A Growing Need for Change
Drilling remains a vital component of global oil and gas production, but it also contributes significantly to greenhouse gas emissions. According to the International Energy Agency’s 2023 report, the sector emits approximately 5.1 gigatons of CO₂ annually- of which offshore rigs are estimated to contribute around 10%, or roughly 500 million tons. These figures underscore the urgency for practical, targeted decarbonization initiatives within drilling operations.
The project focused on jack-up drilling operations in India, powered by 2,200 HP EMD engines. The team’s objective was clear: apply a real-world methodology for engine optimization, identify opportunities to operate with fewer active engines, and propose configurations that balance safety and efficiency across multiple wells.
How the Method Works
The methodology combines sensor-based engine data and Daily Drilling Reports (DDRs) to analyze load percentages, power output, and instantaneous fuel consumption at one-minute intervals. By mapping this data to specific operational activities- such as bottom hole assembly (BHA) handling, drilling, tripping, casing running, cementing, and slip time- the researchers built a detailed operational profile to identify inefficiencies and optimization potential.
Based on this dataset, the Specific Fuel Consumption (SFC) is calculated, and scenarios are simulated to determine conditions under which the number of active engines can be safely reduced while maintaining power stability.
Proven Results
The methodology was tested over a two-month offshore campaign covering multiple wells, focusing on the 17½-inch and 12¼-inch sections. In one example during the 12¼-inch drilling phase, the approach delivered an average 11% reduction in instantaneous fuel consumption, saving approximately 1,600 liters of fuel over a 15-hour, 1,500-foot interval.
Comparative analysis across wells showed consistent improvements in overall fuel efficiency, confirming the method’s ability to identify optimal operating configurations that can be replicated across future drilling campaigns.
Beyond Batch Drilling
While the pilot focused on batch drilling operations, the framework’s adaptability makes it applicable to conventional drilling programs as well. The next phase of the project involves developing a predictive model to recommend optimal engine configurations and load distributions for upcoming well plans- further supporting the industry’s shift toward smarter, lower-carbon operations.
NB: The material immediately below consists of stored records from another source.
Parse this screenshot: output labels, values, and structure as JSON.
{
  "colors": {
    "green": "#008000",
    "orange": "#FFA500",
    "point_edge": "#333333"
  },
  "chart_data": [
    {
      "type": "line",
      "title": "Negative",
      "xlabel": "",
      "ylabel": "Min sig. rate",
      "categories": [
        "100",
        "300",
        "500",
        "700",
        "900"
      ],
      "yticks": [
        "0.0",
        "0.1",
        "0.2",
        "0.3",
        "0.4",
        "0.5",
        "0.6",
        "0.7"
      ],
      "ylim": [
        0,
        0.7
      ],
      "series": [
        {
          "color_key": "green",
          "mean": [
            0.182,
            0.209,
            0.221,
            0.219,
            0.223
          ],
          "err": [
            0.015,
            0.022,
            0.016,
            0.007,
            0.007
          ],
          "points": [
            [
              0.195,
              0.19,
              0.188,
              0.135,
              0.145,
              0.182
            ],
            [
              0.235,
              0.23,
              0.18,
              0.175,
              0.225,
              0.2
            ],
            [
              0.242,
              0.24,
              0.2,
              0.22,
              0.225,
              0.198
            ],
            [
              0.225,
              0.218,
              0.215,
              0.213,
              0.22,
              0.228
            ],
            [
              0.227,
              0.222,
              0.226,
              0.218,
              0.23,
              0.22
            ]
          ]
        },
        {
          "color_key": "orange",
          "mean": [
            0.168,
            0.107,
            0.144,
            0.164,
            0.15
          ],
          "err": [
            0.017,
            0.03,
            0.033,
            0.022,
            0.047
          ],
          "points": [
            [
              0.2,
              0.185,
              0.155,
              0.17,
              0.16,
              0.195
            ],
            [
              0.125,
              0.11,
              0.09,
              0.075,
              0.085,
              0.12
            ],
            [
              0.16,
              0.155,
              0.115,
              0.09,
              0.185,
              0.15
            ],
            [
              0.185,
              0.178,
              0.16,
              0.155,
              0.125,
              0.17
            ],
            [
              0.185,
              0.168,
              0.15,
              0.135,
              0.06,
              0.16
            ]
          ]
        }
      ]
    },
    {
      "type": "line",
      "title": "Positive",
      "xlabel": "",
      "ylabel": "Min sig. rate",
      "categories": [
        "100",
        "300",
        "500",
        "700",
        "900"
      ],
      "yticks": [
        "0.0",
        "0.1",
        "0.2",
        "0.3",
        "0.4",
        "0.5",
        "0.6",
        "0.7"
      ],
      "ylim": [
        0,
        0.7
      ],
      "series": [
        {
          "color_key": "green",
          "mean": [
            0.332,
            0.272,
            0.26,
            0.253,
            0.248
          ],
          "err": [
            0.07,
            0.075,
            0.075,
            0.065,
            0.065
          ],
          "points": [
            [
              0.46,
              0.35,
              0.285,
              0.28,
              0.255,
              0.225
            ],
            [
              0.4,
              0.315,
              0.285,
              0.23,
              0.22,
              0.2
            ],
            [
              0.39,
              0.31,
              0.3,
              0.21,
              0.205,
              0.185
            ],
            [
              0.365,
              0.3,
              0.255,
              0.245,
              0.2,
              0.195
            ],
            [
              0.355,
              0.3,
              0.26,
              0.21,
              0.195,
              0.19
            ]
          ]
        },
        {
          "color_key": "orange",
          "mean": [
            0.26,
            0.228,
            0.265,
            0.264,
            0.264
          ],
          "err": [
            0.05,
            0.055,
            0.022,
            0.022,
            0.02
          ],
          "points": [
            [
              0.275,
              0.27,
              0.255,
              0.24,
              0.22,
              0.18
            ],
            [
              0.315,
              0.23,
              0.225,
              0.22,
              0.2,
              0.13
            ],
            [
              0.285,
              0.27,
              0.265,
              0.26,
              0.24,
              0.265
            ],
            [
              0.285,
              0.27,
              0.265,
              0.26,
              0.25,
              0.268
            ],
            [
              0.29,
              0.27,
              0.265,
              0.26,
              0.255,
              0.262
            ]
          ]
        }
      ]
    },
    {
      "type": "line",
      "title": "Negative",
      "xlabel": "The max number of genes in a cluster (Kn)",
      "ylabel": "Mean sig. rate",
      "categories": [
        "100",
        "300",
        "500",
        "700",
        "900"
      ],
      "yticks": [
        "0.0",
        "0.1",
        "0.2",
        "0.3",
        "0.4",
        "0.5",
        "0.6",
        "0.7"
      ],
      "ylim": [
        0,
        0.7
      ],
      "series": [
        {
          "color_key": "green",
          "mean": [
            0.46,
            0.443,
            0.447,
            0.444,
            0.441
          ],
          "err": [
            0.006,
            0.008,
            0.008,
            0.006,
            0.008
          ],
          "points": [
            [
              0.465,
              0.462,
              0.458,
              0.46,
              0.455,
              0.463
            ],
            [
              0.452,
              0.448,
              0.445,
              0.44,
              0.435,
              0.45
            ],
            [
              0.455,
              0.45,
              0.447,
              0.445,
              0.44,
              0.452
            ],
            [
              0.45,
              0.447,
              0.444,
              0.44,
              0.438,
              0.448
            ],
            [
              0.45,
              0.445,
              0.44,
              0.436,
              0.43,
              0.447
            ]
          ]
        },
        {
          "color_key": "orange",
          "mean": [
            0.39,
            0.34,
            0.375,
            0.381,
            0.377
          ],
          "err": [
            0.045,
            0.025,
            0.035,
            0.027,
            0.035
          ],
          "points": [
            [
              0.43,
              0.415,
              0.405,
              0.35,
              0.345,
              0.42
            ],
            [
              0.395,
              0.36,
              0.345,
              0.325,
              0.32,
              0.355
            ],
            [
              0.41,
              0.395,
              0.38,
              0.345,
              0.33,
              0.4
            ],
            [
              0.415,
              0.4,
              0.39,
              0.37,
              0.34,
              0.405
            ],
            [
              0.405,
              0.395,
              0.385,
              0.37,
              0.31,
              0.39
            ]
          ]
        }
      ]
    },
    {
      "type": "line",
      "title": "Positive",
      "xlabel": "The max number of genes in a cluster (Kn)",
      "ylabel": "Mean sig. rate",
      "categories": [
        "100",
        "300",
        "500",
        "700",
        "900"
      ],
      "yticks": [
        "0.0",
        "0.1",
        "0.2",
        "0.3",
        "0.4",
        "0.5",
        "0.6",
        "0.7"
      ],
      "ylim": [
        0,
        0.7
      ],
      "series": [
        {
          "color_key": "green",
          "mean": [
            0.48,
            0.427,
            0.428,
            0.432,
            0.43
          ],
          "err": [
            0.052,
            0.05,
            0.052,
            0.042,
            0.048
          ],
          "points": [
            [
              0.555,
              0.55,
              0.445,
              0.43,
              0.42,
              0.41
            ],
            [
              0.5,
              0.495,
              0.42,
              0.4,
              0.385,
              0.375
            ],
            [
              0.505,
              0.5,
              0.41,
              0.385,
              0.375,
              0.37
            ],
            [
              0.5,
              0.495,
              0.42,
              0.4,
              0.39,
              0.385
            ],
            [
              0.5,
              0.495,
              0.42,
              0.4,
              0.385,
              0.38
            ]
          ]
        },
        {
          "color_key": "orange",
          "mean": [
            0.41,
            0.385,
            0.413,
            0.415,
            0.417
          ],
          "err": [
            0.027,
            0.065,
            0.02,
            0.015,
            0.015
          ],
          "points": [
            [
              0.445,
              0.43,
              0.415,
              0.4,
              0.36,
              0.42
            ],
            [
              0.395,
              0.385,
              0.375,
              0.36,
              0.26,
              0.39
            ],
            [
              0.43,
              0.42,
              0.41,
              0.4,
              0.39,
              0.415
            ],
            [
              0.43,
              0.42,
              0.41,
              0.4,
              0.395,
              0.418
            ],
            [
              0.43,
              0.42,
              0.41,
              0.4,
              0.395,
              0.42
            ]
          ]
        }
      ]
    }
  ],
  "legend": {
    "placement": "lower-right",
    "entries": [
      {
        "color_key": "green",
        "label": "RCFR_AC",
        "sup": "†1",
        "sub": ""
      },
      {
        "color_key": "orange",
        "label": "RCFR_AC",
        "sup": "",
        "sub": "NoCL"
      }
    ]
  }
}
A Step Toward a Sustainable Future
This initiative reinforces that decarbonization in oil and gas doesn’t always require sweeping technological overhauls. Sometimes, incremental, data-guided improvements can yield significant environmental and economic gains. As offshore drilling continues to evolve, such data-driven methods represent a crucial step in balancing operational performance with sustainability goals.